Following the deployment of its 3-1-1 telephone access to city services and programs, The City of Calgary has implemented a similar approach to provide HR-related services and information to 16,000 city employees.
Dubbed HR Service Centre, the initiative gives city workers one phone number to call for HR-related issues and questions, said Gilles Champagne, manager of enterprise support systems with The City of Calgary.
HR Service Centre runs on Oracle’s PeopleSoft Enterprise HR HelpDesk application, part of PeopleSoft’s customer relationship management suite of products, said Champagne. “It’s a centralized environment so they are calling one number for all employees, whether you’re an employee or a manager.”
The City of Calgary worked with Minneapolis-based Oracle system integrator, Apex IT, for the HR Service Centre project, which was implemented in three phases, Champagne said. The first phase went live last September, which comprised of the HR Solutions Centre, a pre-packaged “knowledge base” of solutions or ready-answers to many of the common HR-related queries from employees.
Solutions Centre comes with a search engine tool at the front end that allows an employee to find information by typing in a keyword. The software searches the knowledge base repository for relevant content. The search tool also scours the city’s intranet database, as well as its third-party benefits carrier’s site for pertinent information.
Ensuring that employees will get the most accurate and relevant information out of the Solutions Centre was a key element of the implementation, Champagne said.
“The most important thing is not to minimize the importance and the amount of time that you should be devoting to making sure that the information in your knowledge base is accurate and is written in a manner that the employees, at large, will be able to benefit from,” he said.
This week, Champagne’s team is expected to turn on the second phase of the HR Service Centre project, which involves the roll-out of an HR case management tool.

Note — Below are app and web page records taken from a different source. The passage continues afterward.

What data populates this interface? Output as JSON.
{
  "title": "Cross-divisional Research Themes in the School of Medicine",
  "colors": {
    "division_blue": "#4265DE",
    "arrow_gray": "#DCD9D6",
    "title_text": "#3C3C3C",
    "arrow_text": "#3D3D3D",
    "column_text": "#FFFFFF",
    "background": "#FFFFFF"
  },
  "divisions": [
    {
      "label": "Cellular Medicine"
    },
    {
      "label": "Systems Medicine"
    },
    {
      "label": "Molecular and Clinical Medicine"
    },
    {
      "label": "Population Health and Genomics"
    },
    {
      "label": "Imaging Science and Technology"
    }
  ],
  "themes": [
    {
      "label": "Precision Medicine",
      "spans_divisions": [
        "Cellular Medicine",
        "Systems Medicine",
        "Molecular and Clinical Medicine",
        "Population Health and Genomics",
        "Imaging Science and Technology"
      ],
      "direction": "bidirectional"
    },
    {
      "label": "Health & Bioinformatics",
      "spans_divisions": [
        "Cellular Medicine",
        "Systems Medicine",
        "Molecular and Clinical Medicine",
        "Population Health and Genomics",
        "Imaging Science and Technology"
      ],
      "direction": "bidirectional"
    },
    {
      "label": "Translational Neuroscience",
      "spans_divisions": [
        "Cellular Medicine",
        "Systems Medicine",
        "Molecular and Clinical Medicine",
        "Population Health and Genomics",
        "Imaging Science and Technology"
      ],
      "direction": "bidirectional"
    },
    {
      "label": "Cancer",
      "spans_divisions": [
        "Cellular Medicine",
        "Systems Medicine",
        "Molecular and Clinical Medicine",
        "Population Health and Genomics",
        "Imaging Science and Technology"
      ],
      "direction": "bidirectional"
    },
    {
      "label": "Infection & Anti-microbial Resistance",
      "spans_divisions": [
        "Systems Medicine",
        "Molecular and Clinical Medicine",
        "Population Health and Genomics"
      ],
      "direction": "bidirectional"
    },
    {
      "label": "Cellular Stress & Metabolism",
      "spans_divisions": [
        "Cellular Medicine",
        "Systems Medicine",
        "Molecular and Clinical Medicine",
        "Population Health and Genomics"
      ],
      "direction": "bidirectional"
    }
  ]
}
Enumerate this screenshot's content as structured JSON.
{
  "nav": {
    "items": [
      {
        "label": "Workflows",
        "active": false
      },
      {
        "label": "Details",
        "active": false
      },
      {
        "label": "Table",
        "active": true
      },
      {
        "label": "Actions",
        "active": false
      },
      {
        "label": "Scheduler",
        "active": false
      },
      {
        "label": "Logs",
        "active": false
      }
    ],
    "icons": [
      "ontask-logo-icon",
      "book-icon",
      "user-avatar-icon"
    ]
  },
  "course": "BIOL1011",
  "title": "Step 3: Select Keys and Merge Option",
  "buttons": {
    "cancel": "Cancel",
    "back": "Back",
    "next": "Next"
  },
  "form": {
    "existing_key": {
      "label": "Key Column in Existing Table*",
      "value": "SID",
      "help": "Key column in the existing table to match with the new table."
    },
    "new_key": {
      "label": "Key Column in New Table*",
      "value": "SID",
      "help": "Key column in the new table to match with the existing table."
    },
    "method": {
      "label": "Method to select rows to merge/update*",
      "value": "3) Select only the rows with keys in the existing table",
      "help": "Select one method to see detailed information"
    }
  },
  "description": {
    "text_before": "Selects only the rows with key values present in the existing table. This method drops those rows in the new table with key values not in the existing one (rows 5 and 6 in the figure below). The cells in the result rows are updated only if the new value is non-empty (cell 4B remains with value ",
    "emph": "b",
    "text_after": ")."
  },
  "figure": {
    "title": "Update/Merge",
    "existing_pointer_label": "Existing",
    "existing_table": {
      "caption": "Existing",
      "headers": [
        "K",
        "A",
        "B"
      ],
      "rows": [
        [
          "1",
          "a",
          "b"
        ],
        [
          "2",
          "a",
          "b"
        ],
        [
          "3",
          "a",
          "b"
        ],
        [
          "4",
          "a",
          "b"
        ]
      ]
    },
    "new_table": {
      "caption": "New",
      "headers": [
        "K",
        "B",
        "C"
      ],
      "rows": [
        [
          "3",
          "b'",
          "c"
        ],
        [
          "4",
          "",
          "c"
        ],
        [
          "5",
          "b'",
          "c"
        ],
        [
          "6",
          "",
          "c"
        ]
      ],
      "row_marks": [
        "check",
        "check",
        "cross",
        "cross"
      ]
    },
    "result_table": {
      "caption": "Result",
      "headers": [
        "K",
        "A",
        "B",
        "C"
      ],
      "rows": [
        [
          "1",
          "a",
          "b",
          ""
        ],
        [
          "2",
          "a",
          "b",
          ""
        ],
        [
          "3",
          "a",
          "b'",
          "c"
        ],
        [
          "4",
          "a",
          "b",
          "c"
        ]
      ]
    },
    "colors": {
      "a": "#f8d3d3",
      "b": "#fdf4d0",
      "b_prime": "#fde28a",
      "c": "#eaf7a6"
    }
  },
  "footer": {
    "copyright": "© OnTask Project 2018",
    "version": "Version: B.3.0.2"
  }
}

This application links directly to the city’s PeopleSoft-based human capital management (HCM) system in the backend, so that as cases are handled on the front end, the data gets updated on the backend as well, Champagne said.
“So you have a full record of the action and who authorized it in the case management tool, and then you’ve actually got the action happening within PeopleSoft (HCM) to make it take effect,” Champagne said.
The third phase of the project, which is set to go live in the first quarter of 2008, will facilitate self-service capabilities for employees, he said, which is envisioned to relieve some of the traffic that are coming to the city’s HR agents. Currently, the city’s HR agents are handling an average of 4,100 HR calls per month.
Through the self-service HR functionality, employees can get quick answers to simple questions while allowing HR agents to focus on more complex issues, Champagne said. “Being a municipality, we don’t have unlimited funds and unlimited resources, so it’s important to use the HR agents that we have effectively.”
Many organizations are going down the path of providing a customer service approach to HR management, said Eric Steege, CEO of Apex IT. The public sector, he said, is increasingly looking at providing employees with easier access to information they need with less manpower and more on-demand access.
“The idea that we need to treat employees and constituents like we do customers in the commercial marketplace is a very exciting theme that rings through with this implementation at The City of Calgary,” Steege said.
Data security was also a big factor for Calgary in choosing the PeopleSoft application, Champagne said. The city uses Oracle Identity Management, which has been integrated with the HR Service Centre application to facilitate identity authentication for employee calls.
When an HR agent receives a call from an employee, for instance, the Identity Manager application validates the identity of the caller. The process also ensures that only authorized individuals are given access to employee files, Champagne said. “From a data perspective, we have to make sure that only my manager or my director (for instance) is the only one who has the ability to change information for me.”